Réhabilitée contre les injonctions de la logique, à laquelle elle oppose la « sauvagerie d’avant la vie » (É, p. 24), mais également comme un geste de résistance féminine contre la « crécelle théorique » des hommes (P, p. 225), la folie délimite – ou, plutôt, illimite – le champ de l’écriture : « Seuls les fous écrivent complètement » (p. 50), déclare Duras péremptoirement, en confisquant au compositeur la fortune à laquelle Hoffman, et le romantisme à sa suite, l’a condamné. La musique ne serait plus la seule dépositaire du privilège d’échapper à l’autorité du signifié, comme le défendait Roland Barthes, pratiquement au même moment : « Par rapport à l’écrivain, le musicien est toujours fou (et l’écrivain, lui, ne peut jamais l’être, car il est condamné au sens) »44. La folie de l’écrivain, a fortiori de l’écrivaine, « beaucoup plus proche de la folie… [d]u moment qu’elle est beaucoup plus proche de toutes les transgressions » (p. 49), libérerait la parole des ornières du sens et, partant, la rendrait à sa pleine poéticité.
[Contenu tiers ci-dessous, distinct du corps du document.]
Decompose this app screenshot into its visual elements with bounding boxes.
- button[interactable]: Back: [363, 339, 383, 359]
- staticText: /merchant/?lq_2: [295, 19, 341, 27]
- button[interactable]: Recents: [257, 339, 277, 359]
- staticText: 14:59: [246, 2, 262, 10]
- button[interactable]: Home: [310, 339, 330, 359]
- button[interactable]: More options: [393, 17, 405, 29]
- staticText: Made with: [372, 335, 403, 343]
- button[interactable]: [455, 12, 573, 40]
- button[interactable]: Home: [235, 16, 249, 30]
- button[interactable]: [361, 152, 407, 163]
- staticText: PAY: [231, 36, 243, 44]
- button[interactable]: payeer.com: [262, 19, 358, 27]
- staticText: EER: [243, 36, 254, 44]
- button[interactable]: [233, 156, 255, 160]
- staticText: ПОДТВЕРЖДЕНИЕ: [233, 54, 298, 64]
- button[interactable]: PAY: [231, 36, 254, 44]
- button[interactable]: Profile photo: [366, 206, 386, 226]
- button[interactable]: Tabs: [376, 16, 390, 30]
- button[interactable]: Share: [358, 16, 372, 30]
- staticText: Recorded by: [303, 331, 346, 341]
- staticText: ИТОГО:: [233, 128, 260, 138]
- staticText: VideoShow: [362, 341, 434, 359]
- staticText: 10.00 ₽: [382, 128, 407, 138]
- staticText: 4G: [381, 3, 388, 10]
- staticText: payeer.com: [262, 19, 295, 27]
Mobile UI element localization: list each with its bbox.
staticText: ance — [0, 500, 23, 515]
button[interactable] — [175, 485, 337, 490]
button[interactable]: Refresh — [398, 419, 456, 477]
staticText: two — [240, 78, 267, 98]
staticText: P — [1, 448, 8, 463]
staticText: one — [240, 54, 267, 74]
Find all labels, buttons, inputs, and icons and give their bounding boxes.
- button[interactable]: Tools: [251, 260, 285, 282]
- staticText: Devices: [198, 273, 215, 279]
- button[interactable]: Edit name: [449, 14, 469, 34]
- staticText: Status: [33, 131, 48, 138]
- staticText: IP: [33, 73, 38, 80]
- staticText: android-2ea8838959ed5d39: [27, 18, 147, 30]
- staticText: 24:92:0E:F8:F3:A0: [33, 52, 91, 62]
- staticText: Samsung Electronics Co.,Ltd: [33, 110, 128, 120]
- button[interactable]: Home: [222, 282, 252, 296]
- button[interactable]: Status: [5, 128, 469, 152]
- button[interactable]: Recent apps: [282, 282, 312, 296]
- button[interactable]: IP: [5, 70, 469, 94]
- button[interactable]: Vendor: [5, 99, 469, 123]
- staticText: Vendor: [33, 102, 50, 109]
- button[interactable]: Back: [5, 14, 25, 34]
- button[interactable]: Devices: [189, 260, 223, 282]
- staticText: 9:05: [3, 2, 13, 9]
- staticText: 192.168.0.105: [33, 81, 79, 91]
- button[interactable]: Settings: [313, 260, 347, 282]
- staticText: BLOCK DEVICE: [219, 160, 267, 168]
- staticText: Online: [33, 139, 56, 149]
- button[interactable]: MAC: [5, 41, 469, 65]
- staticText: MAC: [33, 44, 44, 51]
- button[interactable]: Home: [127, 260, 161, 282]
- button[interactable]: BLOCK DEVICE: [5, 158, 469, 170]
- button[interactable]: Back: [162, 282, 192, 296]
Duras s’entend par ailleurs avec Xavière Gauthier pour inférer qu’« il n’y a que les femmes qui écrivent » (p. 51) : en marge de la folie théorique des hommes, la fréquentation familière du silence et, partant, cette disposition d’écoute de « la somme des voix de tous » (p. 226) qui en est corrélative, favoriseraient cette modalité de l’être-auteur(e) qui consiste en l’amplification, à travers la singularité d’une « voix maigre »45, de l’infinie pluralité des voix dont les femmes garderaient en elles une mémoire collective « égorgée »46 : « Il y a ça dans le livre : la solitude y est celle du monde entier » (É, p. 31).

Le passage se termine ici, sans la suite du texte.